Накао не думал об этом. Нет, после того как всплыли «два дня неизвестности», он пытался размышлять на эту тему, но ничего конкретного в голову ему так и не пришло.
— Я не знаю. Но, раз полиция скрывает, значит, имел место какой-то дурной поступок. Так я считаю.
— Мы ничего не скрываем.
— Тогда почему прокуратура злится?
Некоторое время Ивамура молчал.
— Ты думаешь, Кадзи Соитиро способен совершить дурной поступок, о котором не должны узнать люди?
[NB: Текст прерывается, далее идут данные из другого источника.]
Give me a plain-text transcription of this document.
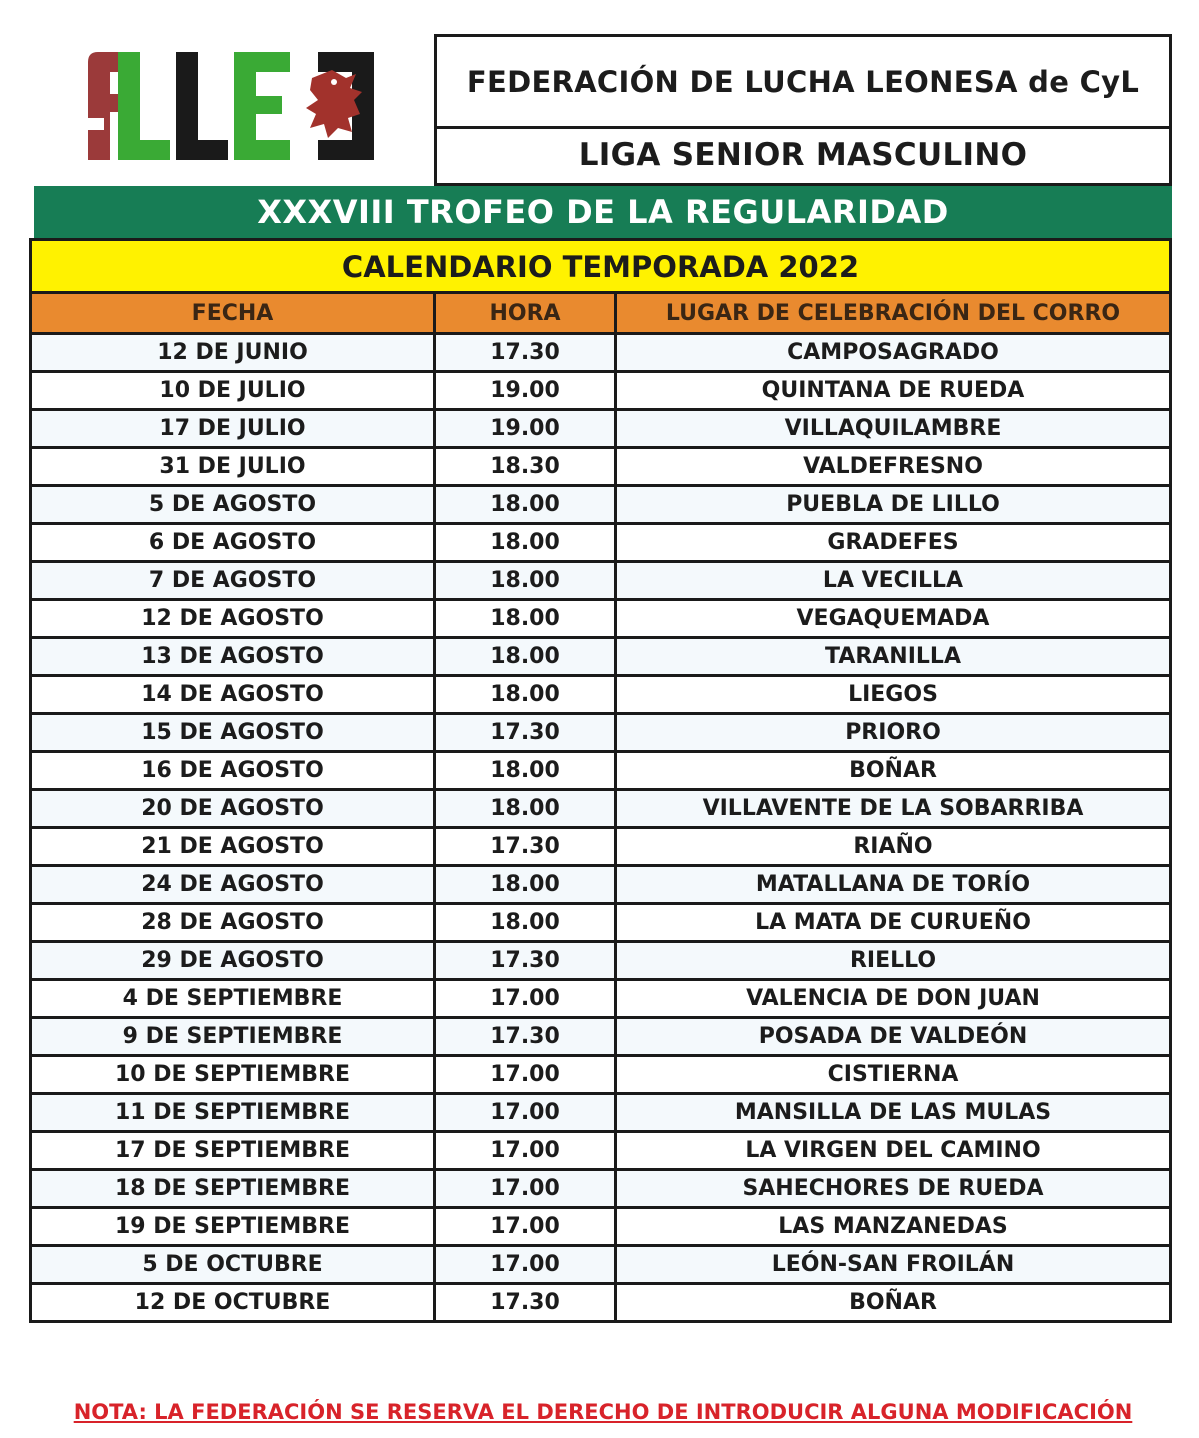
FEDERACIÓN DE LUCHA LEONESA de CyL
LIGA SENIOR MASCULINO
XXXVIII TROFEO DE LA REGULARIDAD
CALENDARIO TEMPORADA 2022
FECHA	HORA	LUGAR DE CELEBRACIÓN DEL CORRO
12 DE JUNIO	17.30	CAMPOSAGRADO
10 DE JULIO	19.00	QUINTANA DE RUEDA
17 DE JULIO	19.00	VILLAQUILAMBRE
31 DE JULIO	18.30	VALDEFRESNO
5 DE AGOSTO	18.00	PUEBLA DE LILLO
6 DE AGOSTO	18.00	GRADEFES
7 DE AGOSTO	18.00	LA VECILLA
12 DE AGOSTO	18.00	VEGAQUEMADA
13 DE AGOSTO	18.00	TARANILLA
14 DE AGOSTO	18.00	LIEGOS
15 DE AGOSTO	17.30	PRIORO
16 DE AGOSTO	18.00	BOÑAR
20 DE AGOSTO	18.00	VILLAVENTE DE LA SOBARRIBA
21 DE AGOSTO	17.30	RIAÑO
24 DE AGOSTO	18.00	MATALLANA DE TORÍO
28 DE AGOSTO	18.00	LA MATA DE CURUEÑO
29 DE AGOSTO	17.30	RIELLO
4 DE SEPTIEMBRE	17.00	VALENCIA DE DON JUAN
9 DE SEPTIEMBRE	17.30	POSADA DE VALDEÓN
10 DE SEPTIEMBRE	17.00	CISTIERNA
11 DE SEPTIEMBRE	17.00	MANSILLA DE LAS MULAS
17 DE SEPTIEMBRE	17.00	LA VIRGEN DEL CAMINO
18 DE SEPTIEMBRE	17.00	SAHECHORES DE RUEDA
19 DE SEPTIEMBRE	17.00	LAS MANZANEDAS
5 DE OCTUBRE	17.00	LEÓN-SAN FROILÁN
12 DE OCTUBRE	17.30	BOÑAR
NOTA: LA FEDERACIÓN SE RESERVA EL DERECHO DE INTRODUCIR ALGUNA MODIFICACIÓN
В памяти всплыла мягкая улыбка инспектора.
— …Я не знаю.
— Точно нет. Он убил жену и мог думать только о том, чтобы умереть. И сейчас у него те же чувства.
— Но Кадзи Соитиро…
«Он не стал умирать и пришел с повинной». Накао проглотил слова, которые вот-вот должны были вырваться.
Во взгляде Имамуры было что-то не то. Глаза полны гнева — и вместе с тем глубокой печали.
Накао испугался и растерялся. Ивамура говорит так не потому, что хочет защитить полицию. Он знает, зачем Кадзи ездил в Токио. И также знает, что тот не сделал ничего плохого.
Нет… Тогда совершенно непонятно. Если это не дурной поступок, то, наверное, нет необходимости врать прокуратуре?
— Господин Ивамура…
Когда сбитый с толку Накао начал говорить, на столе зазвонил телефон. Извинившись, Ивамура поднялся.